So often whatever I’m reading will seem to reflect thoughts of my own, or will put into words something I haven’t yet formulated myself.
I’ve been reading a lot of Alexander McCall Smith recently. Having gone through the ‘Bertie’/44 Scotland Street series, I’ve now read most of the Isabel Dalhousie series. They’re well written but an easy and enjoyable read, with references to art, philosophy, music and poetry – specifically WH Auden. The author really seems to be able to get under the skin of his characters, and the books are full of comments that strike a chord. It’s only with some restraint that I haven’t quoted widely from them previously!
However some comments particularly reverberated recently as I’ve been through a slightly introspective phase, worrying that I was upsetting people or that they didn’t like me.
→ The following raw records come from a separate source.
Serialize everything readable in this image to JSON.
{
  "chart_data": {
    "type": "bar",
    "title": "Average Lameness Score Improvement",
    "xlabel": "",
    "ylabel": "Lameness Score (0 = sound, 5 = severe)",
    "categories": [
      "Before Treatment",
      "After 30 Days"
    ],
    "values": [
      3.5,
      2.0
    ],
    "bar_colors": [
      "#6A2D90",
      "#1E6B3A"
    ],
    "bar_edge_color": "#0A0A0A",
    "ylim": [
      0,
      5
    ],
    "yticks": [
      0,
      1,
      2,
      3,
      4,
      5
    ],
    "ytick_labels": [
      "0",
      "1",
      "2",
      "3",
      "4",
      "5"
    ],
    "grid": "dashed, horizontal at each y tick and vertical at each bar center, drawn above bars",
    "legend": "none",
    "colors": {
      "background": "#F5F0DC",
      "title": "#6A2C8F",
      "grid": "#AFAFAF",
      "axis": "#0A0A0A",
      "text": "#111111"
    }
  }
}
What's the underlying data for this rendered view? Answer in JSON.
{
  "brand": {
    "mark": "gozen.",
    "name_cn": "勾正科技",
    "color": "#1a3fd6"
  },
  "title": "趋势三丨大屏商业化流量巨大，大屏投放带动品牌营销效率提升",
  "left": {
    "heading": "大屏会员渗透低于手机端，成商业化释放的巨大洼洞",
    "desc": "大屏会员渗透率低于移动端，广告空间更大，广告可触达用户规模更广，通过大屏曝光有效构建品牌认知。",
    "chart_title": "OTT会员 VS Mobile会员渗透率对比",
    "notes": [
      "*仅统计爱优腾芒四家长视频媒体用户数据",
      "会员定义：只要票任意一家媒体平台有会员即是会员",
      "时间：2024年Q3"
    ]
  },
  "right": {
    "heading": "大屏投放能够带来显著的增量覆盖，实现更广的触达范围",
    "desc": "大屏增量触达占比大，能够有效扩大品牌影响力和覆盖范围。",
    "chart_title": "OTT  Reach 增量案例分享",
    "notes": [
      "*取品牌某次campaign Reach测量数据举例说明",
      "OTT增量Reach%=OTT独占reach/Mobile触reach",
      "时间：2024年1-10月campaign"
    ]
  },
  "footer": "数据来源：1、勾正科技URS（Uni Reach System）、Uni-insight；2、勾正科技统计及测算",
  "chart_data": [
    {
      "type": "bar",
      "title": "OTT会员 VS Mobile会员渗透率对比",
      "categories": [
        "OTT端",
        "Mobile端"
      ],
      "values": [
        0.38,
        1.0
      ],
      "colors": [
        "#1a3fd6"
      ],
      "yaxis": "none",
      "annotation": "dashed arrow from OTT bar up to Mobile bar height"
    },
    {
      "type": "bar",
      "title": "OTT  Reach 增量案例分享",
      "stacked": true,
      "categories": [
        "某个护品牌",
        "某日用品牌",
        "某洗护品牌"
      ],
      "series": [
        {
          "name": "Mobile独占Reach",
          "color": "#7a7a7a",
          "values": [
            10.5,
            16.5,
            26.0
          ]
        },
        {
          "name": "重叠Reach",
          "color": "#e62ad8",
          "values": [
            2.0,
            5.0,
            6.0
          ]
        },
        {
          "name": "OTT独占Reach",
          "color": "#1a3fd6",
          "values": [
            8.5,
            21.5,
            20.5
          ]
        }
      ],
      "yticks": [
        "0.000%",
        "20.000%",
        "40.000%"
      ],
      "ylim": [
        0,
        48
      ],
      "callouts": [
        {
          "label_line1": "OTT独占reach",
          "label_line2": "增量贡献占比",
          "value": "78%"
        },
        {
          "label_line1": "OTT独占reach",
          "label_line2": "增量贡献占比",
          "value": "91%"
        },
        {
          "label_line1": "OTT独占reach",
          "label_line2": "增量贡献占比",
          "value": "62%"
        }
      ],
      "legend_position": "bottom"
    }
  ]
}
Whilst I’m rarely lonely, there are times when I’d like to meet up with someone or with a group of people, but I feel as if people forget that I spend a huge amount of time on my own: after all, it seems that most people in relationships are only too happy to have some time to themselves and envy me my solo time, but of course when they get time to themselves, or time to enjoy something with friends, they generally have someone to go home to talk to about their day, or to share thoughts with. So I felt that these two particular quotes were especially relevant to the strange times in which we find ourselves:
“remember what you have and what other people don’t have“
“ordinary exchanges… the natural cement of any group… we need[ed] it… because we were lonely without such exchanges“.
So recently I’ve rather felt the lack of choir, the running group and chatting to people across the desk or in the kitchen at work. But I’m fortunate in that I have still been able to go running with Penny – and Anne is now starting to join us from time to time as well, as she needs to get some off-road training in for Coniston 10km this October – and that last Saturday the weather was unexpectedly good enough to go open water swimming.
Three of us headed towards Crummock Water. Having just turned off the road which goes to Loweswater, a car coming in the opposite direction stopped us and said there had been a crash up ahead and the road was blocked. We decided to turn round and try out Loweswater instead.
This relatively small lake has had significant problems in terms of water quality over recent years, and has been one of the West Cumbria Rivers Trust’s priorities for improvement, with the Environment Agency monitoring water quality regularly. However Jo had been given a book for her birthday which recommended it: “come on in, the water’s lovely“, so having initially suggested we remove it from our list of lakes, it had been left on.
The writer of the book (Suzanna Cruickshank) was quite right: not only did we find a parking space near to the lake and close to a small beach area, but the water was lovely: and also relatively warm as the lake is quite shallow. We swam out to the EA’s pontoon and back, and then took our wetsuits off and carried on in the water, swimming and chatting. We were in the water for about an hour in total, and then sat on the beach eating cake and shortbread (I had made a cherry bakewell cake – a recipe I hadn’t used since David’s 39th birthday, a few months before he left 6 years ago).
We were so enthusiastic about Loweswater that it was clear it was going to score quite highly on our score card, and indeed it’s up there with Wastwater, Bowscale tarn and Harrop tarn. All of the lake district lakes and tarns are beautiful and we are so lucky to live so near them – but some are definitely more beautiful than others!